Speaking on behalf of the family, Kibaale District Chief Administrative Officer (CAO), John Nyakahuma, a brother to the deceased, said they are happy as a family that they have finally received justice after 13 years of pursuing it.
"We are now happy. We know that Kasenene too is happy wherever he is. Even though the awarded money is little, we are still grateful because no amount of money would have been worth my brother's life," Nyakahuma said.
Journey of no Return
It was a bright Thursday morning, September 16, 2004, when George left home on his motorbike with a colleague, to go to work at Kyenjojo District Headquarters, where he worked as a District Probation Officer. In his backpack, was a report he was due to present during that morning's District Council meeting.
George neither arrived at work that morning, nor did he return home alive, with his journey and life ending at Ngezi village.
According to family members, there was no visible wound or scratch on his body. His neck broke on impact and he died on the spot. A young and promising life was snuffed out just 10 months shy of his 40th birthday. He left four young children who are today still in school and being raised by their grandmother, Mrs Mary Tibamwenda.
Eye witnesses told the police at the time of accident that the driver of the Land Cruiser, later identified as Evaristo Kasaija, who was driving in the opposite direction, lost control and swerved from his lane knocking the oncoming motorcycle. Copies of the police sketch maps indicate that the vehicle had crossed the centre line and moved towards the extreme end of the road.
Eyewitnesses further alleged that Owobusobozi Bisaka was in the car at the time of accident, and that he and the driver both took off after the fatal incident. While the police were able to confirm that the occupants of the car disappeared after the incident, however, they could not confirm that Bisaka, who claims to be "God" to his two-million-strong followers, was indeed one of them.
Prolonged Court Process
The long wait is - finally - coming to an end for the family that opted to seek legal redress for the death of Kasenene, which they believe was caused by negligence. In 2005, the family sued Evaristo Kasaija, Owobusobozi Bisaka and Kings Auto Centre Limited, a company that imports vehicles for sale in Uganda.
Kings Auto Centre Limited, the third respondent in the case, were the legal owners of the vehicle at the time of the accident, but it was in the hands of Kasaija, the first respondent, in his capacity as an employee of Bisaka, the second respondent.
The suit was filed under file number HCCS 0045 of 2005 and has since dragged on for 13 years. Nyakahuma explains that there have been numerous incidents of the file case getting lost.
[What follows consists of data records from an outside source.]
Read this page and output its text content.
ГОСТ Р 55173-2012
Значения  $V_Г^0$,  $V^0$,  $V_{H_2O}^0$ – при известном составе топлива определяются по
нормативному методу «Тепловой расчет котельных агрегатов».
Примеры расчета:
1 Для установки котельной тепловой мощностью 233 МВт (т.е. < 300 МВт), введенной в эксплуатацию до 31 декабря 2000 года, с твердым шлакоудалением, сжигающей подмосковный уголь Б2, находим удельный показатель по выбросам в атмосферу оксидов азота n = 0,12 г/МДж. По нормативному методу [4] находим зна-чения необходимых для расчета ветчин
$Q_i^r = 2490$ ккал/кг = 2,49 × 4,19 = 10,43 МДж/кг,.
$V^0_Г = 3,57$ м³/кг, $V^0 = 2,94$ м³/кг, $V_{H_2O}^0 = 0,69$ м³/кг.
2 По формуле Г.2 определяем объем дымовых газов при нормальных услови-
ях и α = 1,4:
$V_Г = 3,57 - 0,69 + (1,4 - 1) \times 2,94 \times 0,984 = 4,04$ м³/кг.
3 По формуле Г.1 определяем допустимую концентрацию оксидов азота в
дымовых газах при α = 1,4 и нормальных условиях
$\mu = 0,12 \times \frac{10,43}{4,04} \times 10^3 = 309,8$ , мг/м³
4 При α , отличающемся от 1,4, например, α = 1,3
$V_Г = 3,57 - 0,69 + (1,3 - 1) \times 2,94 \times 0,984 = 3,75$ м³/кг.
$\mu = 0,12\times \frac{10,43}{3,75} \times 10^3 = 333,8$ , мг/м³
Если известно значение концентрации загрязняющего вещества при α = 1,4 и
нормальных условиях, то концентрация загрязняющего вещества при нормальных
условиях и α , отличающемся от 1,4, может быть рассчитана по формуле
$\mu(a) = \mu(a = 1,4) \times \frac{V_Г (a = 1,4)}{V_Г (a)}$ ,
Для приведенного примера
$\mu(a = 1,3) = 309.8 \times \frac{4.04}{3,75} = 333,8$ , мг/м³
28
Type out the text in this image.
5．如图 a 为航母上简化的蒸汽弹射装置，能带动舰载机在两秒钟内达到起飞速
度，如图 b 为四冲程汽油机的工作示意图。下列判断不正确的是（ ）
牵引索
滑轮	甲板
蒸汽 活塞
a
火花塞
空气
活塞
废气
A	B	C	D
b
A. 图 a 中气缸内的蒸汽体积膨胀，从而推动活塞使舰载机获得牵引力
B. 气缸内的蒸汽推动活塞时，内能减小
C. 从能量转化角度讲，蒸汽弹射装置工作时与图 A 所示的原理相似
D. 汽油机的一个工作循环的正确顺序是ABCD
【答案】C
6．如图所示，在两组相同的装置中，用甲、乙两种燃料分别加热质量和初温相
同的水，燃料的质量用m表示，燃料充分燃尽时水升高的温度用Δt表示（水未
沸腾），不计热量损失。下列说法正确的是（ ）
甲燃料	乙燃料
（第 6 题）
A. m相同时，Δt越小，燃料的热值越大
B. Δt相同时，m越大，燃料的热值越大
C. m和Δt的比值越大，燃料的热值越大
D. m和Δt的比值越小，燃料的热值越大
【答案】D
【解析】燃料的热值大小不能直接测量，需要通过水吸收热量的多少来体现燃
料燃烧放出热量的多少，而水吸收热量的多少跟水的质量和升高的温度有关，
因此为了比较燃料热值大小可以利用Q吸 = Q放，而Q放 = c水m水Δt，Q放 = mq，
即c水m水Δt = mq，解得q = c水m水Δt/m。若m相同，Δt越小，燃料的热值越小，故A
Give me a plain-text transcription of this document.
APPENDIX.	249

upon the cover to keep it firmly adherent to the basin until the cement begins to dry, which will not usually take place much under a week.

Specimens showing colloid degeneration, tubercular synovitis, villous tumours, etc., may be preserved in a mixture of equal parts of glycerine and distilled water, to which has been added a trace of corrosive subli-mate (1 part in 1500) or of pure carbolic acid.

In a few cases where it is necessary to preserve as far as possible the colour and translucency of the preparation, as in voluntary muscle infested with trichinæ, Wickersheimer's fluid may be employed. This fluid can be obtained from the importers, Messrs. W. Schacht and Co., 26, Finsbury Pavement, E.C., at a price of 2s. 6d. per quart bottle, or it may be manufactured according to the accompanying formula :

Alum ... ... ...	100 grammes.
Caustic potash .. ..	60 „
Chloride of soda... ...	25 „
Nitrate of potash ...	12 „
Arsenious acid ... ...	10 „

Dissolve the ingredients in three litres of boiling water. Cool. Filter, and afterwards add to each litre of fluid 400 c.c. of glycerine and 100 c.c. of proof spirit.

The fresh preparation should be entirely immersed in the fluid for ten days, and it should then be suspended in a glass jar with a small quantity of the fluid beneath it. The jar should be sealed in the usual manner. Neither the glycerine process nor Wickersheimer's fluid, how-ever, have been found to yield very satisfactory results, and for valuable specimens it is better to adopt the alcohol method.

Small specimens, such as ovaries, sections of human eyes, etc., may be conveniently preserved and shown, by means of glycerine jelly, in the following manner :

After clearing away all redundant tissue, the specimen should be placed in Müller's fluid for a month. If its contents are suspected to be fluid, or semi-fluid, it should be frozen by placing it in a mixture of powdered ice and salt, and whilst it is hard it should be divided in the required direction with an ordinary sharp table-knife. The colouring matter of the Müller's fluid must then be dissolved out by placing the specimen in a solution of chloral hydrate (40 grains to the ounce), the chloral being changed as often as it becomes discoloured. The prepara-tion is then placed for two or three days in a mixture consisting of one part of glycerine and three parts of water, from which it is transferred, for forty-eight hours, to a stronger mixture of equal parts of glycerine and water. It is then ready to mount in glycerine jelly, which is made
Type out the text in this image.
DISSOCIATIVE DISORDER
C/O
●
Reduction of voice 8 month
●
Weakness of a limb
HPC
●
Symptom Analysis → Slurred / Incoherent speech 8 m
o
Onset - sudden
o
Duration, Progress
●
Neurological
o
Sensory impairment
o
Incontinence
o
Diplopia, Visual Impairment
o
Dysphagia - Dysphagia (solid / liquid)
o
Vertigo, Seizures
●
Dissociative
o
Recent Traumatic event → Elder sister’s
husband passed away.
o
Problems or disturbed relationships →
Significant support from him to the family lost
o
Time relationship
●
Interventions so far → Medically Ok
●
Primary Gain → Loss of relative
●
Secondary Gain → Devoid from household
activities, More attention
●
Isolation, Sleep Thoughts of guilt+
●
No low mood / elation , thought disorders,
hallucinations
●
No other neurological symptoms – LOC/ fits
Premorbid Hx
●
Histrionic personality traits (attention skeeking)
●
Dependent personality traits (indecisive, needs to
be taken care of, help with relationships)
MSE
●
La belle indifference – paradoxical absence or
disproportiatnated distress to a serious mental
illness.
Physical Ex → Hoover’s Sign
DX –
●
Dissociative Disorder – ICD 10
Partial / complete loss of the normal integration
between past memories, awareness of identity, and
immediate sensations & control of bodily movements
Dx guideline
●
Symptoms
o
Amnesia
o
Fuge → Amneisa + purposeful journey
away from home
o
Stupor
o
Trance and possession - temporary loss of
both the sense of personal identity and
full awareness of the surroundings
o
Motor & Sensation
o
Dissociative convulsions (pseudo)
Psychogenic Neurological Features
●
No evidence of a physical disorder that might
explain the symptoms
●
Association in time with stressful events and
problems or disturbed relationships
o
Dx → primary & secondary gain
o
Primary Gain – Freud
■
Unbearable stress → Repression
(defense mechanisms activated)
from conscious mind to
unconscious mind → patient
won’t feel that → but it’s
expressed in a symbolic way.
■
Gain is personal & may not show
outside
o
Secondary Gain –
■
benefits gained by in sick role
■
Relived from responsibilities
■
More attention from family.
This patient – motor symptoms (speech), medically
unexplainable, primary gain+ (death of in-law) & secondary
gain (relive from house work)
CAO Nyakahuma says the family has been looking for justice and closure after 13 years of waiting.
"We have been fighting to see justice being done," Nyakahuma told URN on Friday.
Monica Rubombora, a sister to the deceased echoed similar views describing the court process as "an exhausting 13 years of being sent from pillar to post, looking for justice for George", a son, brother and father whose life was cut short.
According to Rubombora, Kasenene will now rest in peace knowing that his mother and siblings put up a spirited fight in what she described as a very complex justice system.
Nyakahuma explains that there have been numerous incidents of the file case getting lost.
Over the past 13 years, a lot of money has been spent on transporting witnesses and family members to the court and on hiring various sets of lawyers.
After almost a decade of going through various legal firms but making no headway in court, the family settled on Mugenyi & Company Advocates and finally Sserunjogi & Partners Advocates who have secured final judgement on the court case.
Born on July 30, 1965, Kasenene was the second in a family of eight siblings, four boys and four girls. He went to Buhinga Primary School in Fort Portal, Butiiti Demonstration School in Kyenjojo district and Nyakasura School before joining Makerere University where he studied Social Sciences.